The primary drier is a rotating drum, in this embodiment some fifteen metres long, which is angled downward from the loading hopper end 45 to the marc exit end 46. The marc and the heated air progress down the drier, with the moisture content of the marc and the temperature of the air reducing as they progress. At exit, the moisture content of the marc is about 12%, and the temperature at exit is about 79 C.

The dried marc then proceeds from the exit 46 of the drier, via elevator 34 and screw conveyor 35 to the seed separator 36. The marc being now substantially dryer than has been the case in prior used processes, seed separation occurs with much greater efficiency.

From here, the seeds progress along path 38 to a seed drier 39. The seeds, which may still have a moisture content betweenl 2-25%, are further dried to a moisture content below 12% and then proceed to storage hopper 41 for later processing at call.

The marc, now consisting almost entirely of only skins, travels by path 37 to a hammer-mill 40. The output of the hammer-mill is a substantially denser product, which now proceeds to storage hopper 42 for storage and for later use as cattle feed. The product is now of sufficient dryness to allow for medium term storage without mould or deterioration problems.

The high temperature gradient between the marc at ambient temperature and the heated air at the hopper end 45 of the drier serves to rapidly drive off water from the marc. The skins and seeds obviously do not reach such high temperatures while they have a high water content.

Currently, grape seed oil especially cold pressed oil which is recovered without solvent extraction, is very valuable indeed and current prices in the approximate vicinity of AU$3,000.00 per tonne are available.

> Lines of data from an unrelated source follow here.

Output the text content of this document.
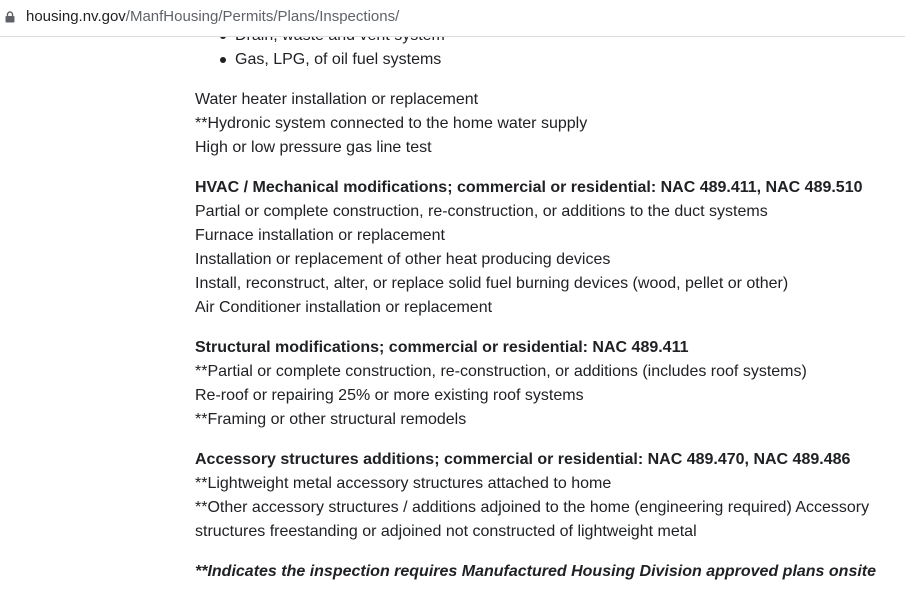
housing.nv.gov/ManfHousing/Permits/Plans/Inspections/
Gas, LPG, of oil fuel systems
Water heater installation or replacement
**Hydronic system connected to the home water supply
High or low pressure gas line test
HVAC / Mechanical modifications; commercial or residential: NAC 489.411, NAC 489.510
Partial or complete construction, re-construction, or additions to the duct systems
Furnace installation or replacement
Installation or replacement of other heat producing devices
Install, reconstruct, alter, or replace solid fuel burning devices (wood, pellet or other)
Air Conditioner installation or replacement
Structural modifications; commercial or residential: NAC 489.411
**Partial or complete construction, re-construction, or additions (includes roof systems)
Re-roof or repairing 25% or more existing roof systems
**Framing or other structural remodels
Accessory structures additions; commercial or residential: NAC 489.470, NAC 489.486
**Lightweight metal accessory structures attached to home
**Other accessory structures / additions adjoined to the home (engineering required) Accessory structures freestanding or adjoined not constructed of lightweight metal
**Indicates the inspection requires Manufactured Housing Division approved plans onsite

Accordingly, the seeds as now dried sufficiently for longer-term keeping and are directed again to storage and transport to where they might from time to time be further crushed for cold pressed oil recovery.

What can now be seen is that by use of the method discussed, material that overall was going to bring only a very small economic return can now be converted by methods which are of themselves not especially expensive to very high value materials.

Further however, material which previously would require often relatively high cost disposal, is now converted to provide substantial benefit and furthermore, the material can be processed on current estimates to make a significant profit.

Considering the very large quantities of discarded marc that exists both in Australia and in other countries, this invention is considered to be of very high value.

Although the invention has been herein shown and described in what is conceived to be the most practical and preferred embodiment, it is recognised that departures can be made within the scope of the invention, which is not to be limited to the details described herein but is to be accorded the full scope of the appended claims so as to embrace any and all equivalent methods, devices and apparatus.